Damascus: The suspension of UN observers` patrols in Syria on Saturday shortly ahead of the upcoming G20 summit in Mexico triggered superpowers` preparation for "next steps toward a Syrian-led political transition" without shunning aside military options.

Major General Robert Mood, head of the UN Supervision Mission in Syria (UNSMIS), announced on Saturday that he has decided to suspend the patrols of his 300-member team, citing spiralling violence in restive areas.

The observers have been deployed in Syria since April 20, a week after the six-point plan sponsored by the UN special envoy to Syria Kofi Annan went into effect, and their deployment was believed to be the only workable item of the plan to end the violence in Syria.

Mood accused both the government and the opposition of lacking the real will to push for a political settlement.

Syria has said that violence has been remarkably stepped up since the arrival of the observers, with at least five huge bombings taking place in different parts of the country since then.

The Syrian government and the opposition traded accusations, blaming each other for hindering the UN job and the mounting violence.

Immediately after the observers` decision to suspend their patrols, Washington said it`s studying the next measures it would undertake to deal with the Syrian crisis without shunning aside the military option.

Tommy Vietor, a spokesman for US National Security Council, said his country is now working with allies "regarding next steps toward a Syrian-led political transition" without the Syrian President.

"The sooner this transition takes place, the greater the chance of averting a lengthy and bloody sectarian civil war," he said.

The UN Security Council`s five permanent members will also consider the next steps for the observer mission after Mood briefs them on the situation in Syria on Tuesday.

Observers believe that no major step would be taken until after the G20 summit amid reports that the recent violence in Syria will be at its top agenda as world powers try to overcome pro- Syrian government Russia`s stances.

Al-Thawra, a local newspaper in Syria, said on Sunday that no one could "exonerate the US statements that have come in parallel with the temporary suspension of the UN mission”.

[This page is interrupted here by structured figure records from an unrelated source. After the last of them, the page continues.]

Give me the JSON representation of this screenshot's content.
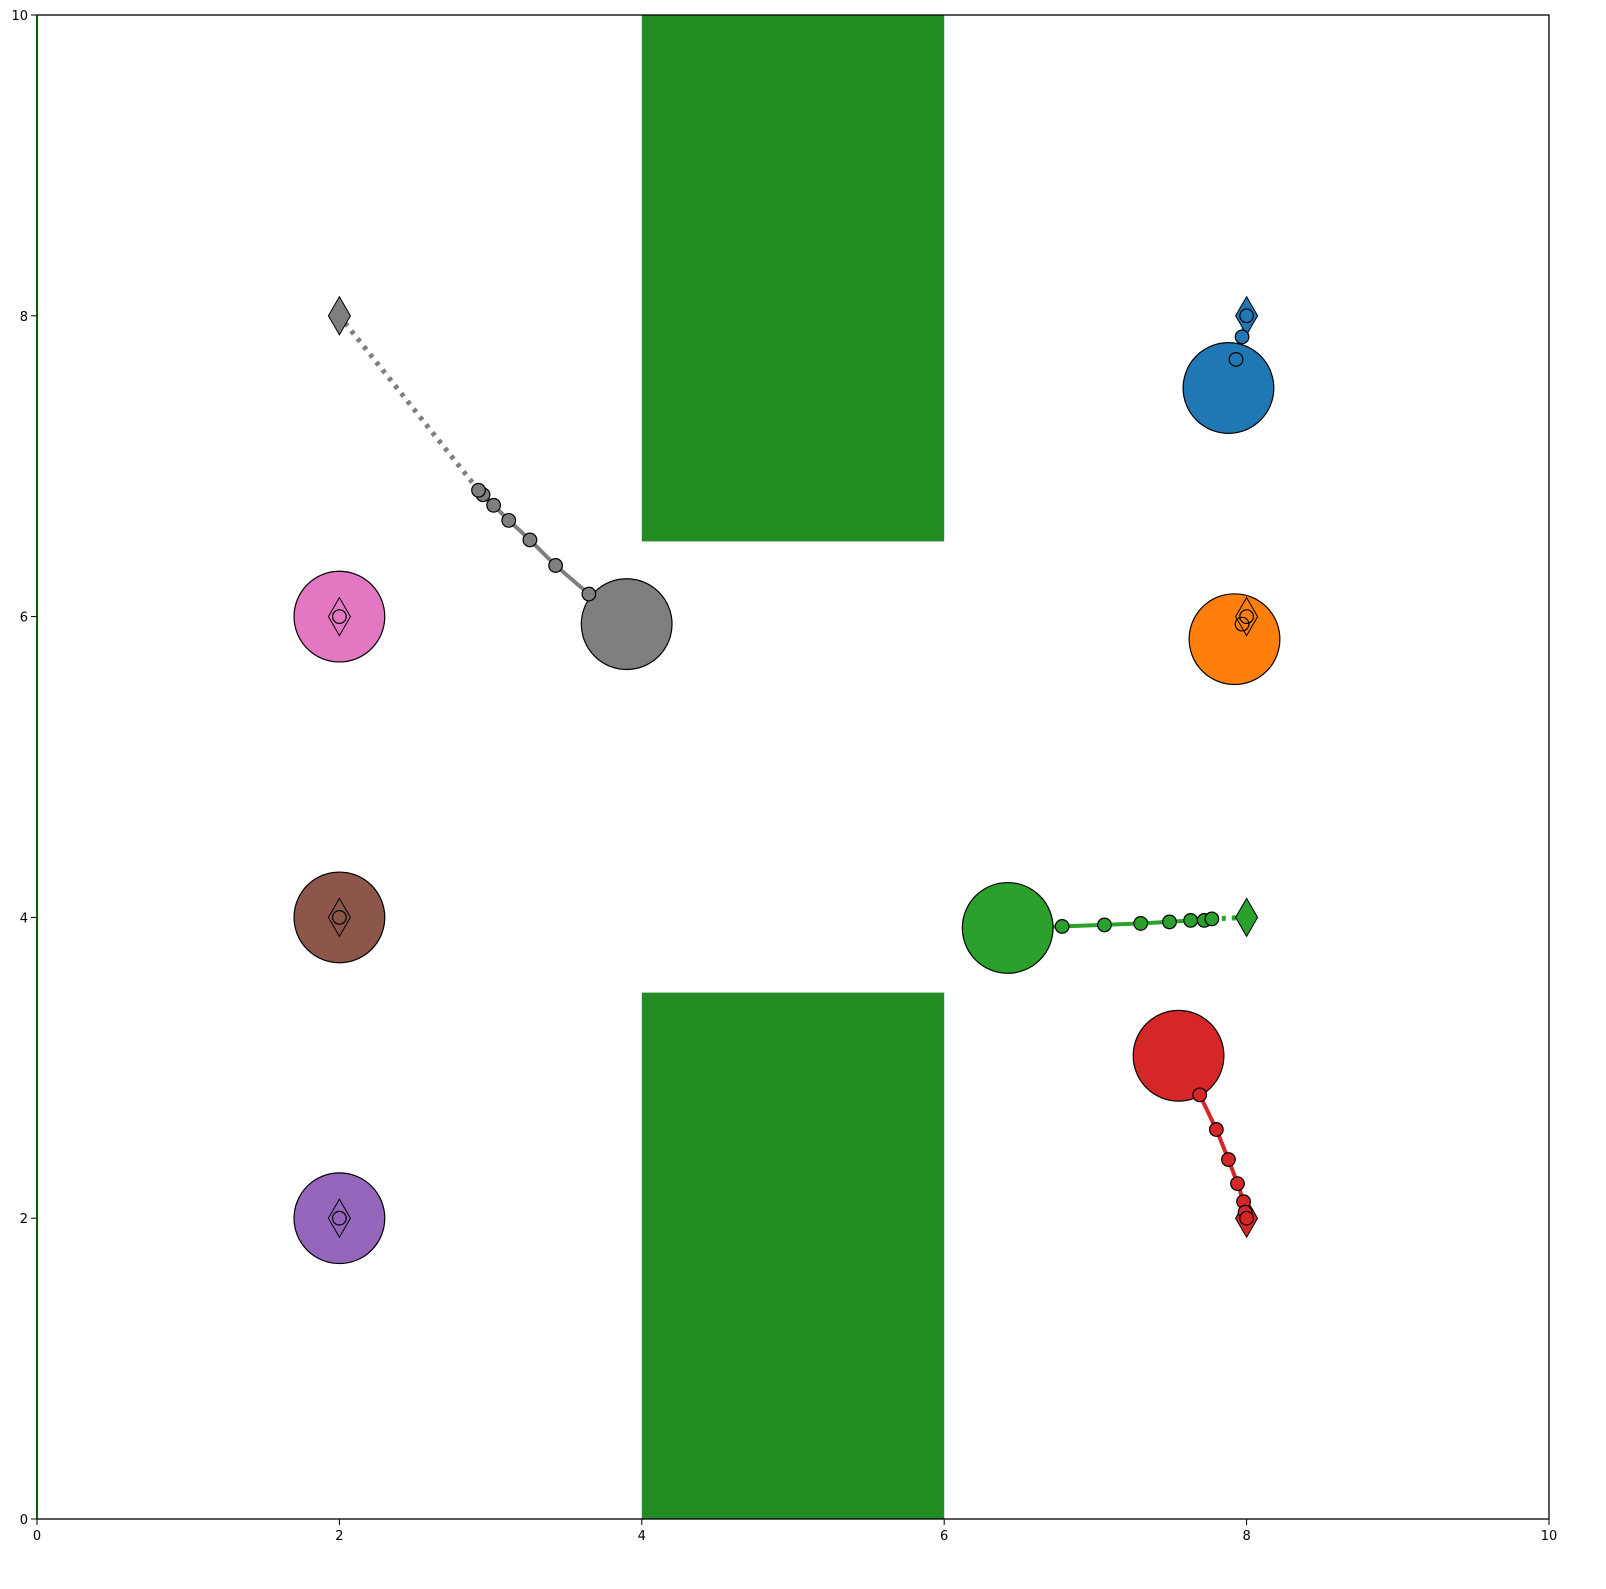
{
  "chart_data": {
    "type": "scatter",
    "title": "",
    "xlabel": "",
    "ylabel": "",
    "xlim": [
      0,
      10
    ],
    "ylim": [
      0,
      10
    ],
    "xticks": [
      "0",
      "2",
      "4",
      "6",
      "8",
      "10"
    ],
    "yticks": [
      "0",
      "2",
      "4",
      "6",
      "8",
      "10"
    ],
    "grid": false,
    "obstacles": [
      {
        "x0": 4,
        "x1": 6,
        "y0": 6.5,
        "y1": 10,
        "color": "#228B22"
      },
      {
        "x0": 4,
        "x1": 6,
        "y0": 0,
        "y1": 3.5,
        "color": "#228B22"
      }
    ],
    "agents": [
      {
        "color": "#1f77b4",
        "goal": [
          8,
          8
        ],
        "position": [
          7.88,
          7.52
        ],
        "trail": [
          [
            7.93,
            7.71
          ],
          [
            7.97,
            7.86
          ],
          [
            8.0,
            8.0
          ]
        ],
        "trail_open": [
          false,
          false,
          false
        ],
        "plan_line": false,
        "goal_outline": false
      },
      {
        "color": "#ff7f0e",
        "goal": [
          8,
          6
        ],
        "position": [
          7.92,
          5.85
        ],
        "trail": [
          [
            7.97,
            5.95
          ],
          [
            8.0,
            6.0
          ]
        ],
        "trail_open": [
          true,
          true
        ],
        "plan_line": false,
        "goal_outline": true
      },
      {
        "color": "#2ca02c",
        "goal": [
          8,
          4
        ],
        "position": [
          6.42,
          3.93
        ],
        "trail": [
          [
            6.78,
            3.94
          ],
          [
            7.06,
            3.95
          ],
          [
            7.3,
            3.96
          ],
          [
            7.49,
            3.97
          ],
          [
            7.63,
            3.98
          ],
          [
            7.72,
            3.98
          ],
          [
            7.77,
            3.99
          ]
        ],
        "trail_open": [
          false,
          false,
          false,
          false,
          false,
          false,
          false
        ],
        "plan_line": true,
        "goal_outline": false
      },
      {
        "color": "#d62728",
        "goal": [
          8,
          2
        ],
        "position": [
          7.55,
          3.08
        ],
        "trail": [
          [
            7.69,
            2.82
          ],
          [
            7.8,
            2.59
          ],
          [
            7.88,
            2.39
          ],
          [
            7.94,
            2.23
          ],
          [
            7.98,
            2.11
          ],
          [
            7.99,
            2.04
          ],
          [
            8.0,
            2.0
          ]
        ],
        "trail_open": [
          false,
          false,
          false,
          false,
          false,
          false,
          false
        ],
        "plan_line": false,
        "goal_outline": false
      },
      {
        "color": "#9467bd",
        "goal": [
          2,
          2
        ],
        "position": [
          2,
          2
        ],
        "trail": [
          [
            2,
            2
          ]
        ],
        "trail_open": [
          true
        ],
        "plan_line": false,
        "goal_outline": true
      },
      {
        "color": "#8c564b",
        "goal": [
          2,
          4
        ],
        "position": [
          2,
          4
        ],
        "trail": [
          [
            2,
            4
          ]
        ],
        "trail_open": [
          true
        ],
        "plan_line": false,
        "goal_outline": true
      },
      {
        "color": "#e377c2",
        "goal": [
          2,
          6
        ],
        "position": [
          2,
          6
        ],
        "trail": [
          [
            2,
            6
          ]
        ],
        "trail_open": [
          true
        ],
        "plan_line": false,
        "goal_outline": true
      },
      {
        "color": "#7f7f7f",
        "goal": [
          2,
          8
        ],
        "position": [
          3.9,
          5.95
        ],
        "trail": [
          [
            3.65,
            6.15
          ],
          [
            3.43,
            6.34
          ],
          [
            3.26,
            6.51
          ],
          [
            3.12,
            6.64
          ],
          [
            3.02,
            6.74
          ],
          [
            2.95,
            6.81
          ],
          [
            2.92,
            6.84
          ]
        ],
        "trail_open": [
          false,
          false,
          false,
          false,
          false,
          false,
          false
        ],
        "plan_line": true,
        "goal_outline": false
      }
    ]
  }
}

What has further sustained the belief that the US and its allies are pushing for militarisation are recent reports that around 6,000 people, including Arabs, Afghans and Turks, have been recruited and trained by the Central Intelligence Agency (CIA) to commit "terrorist" acts in Syria.

Syria reports daily killing and detention of tens of alleged terrorists from different nationalities. A day earlier, it announced the murder to a prominent terrorist, Walid al-Ayyesh, whom it said had supervised the packing of all cars that were exploded in Damascus over the past months.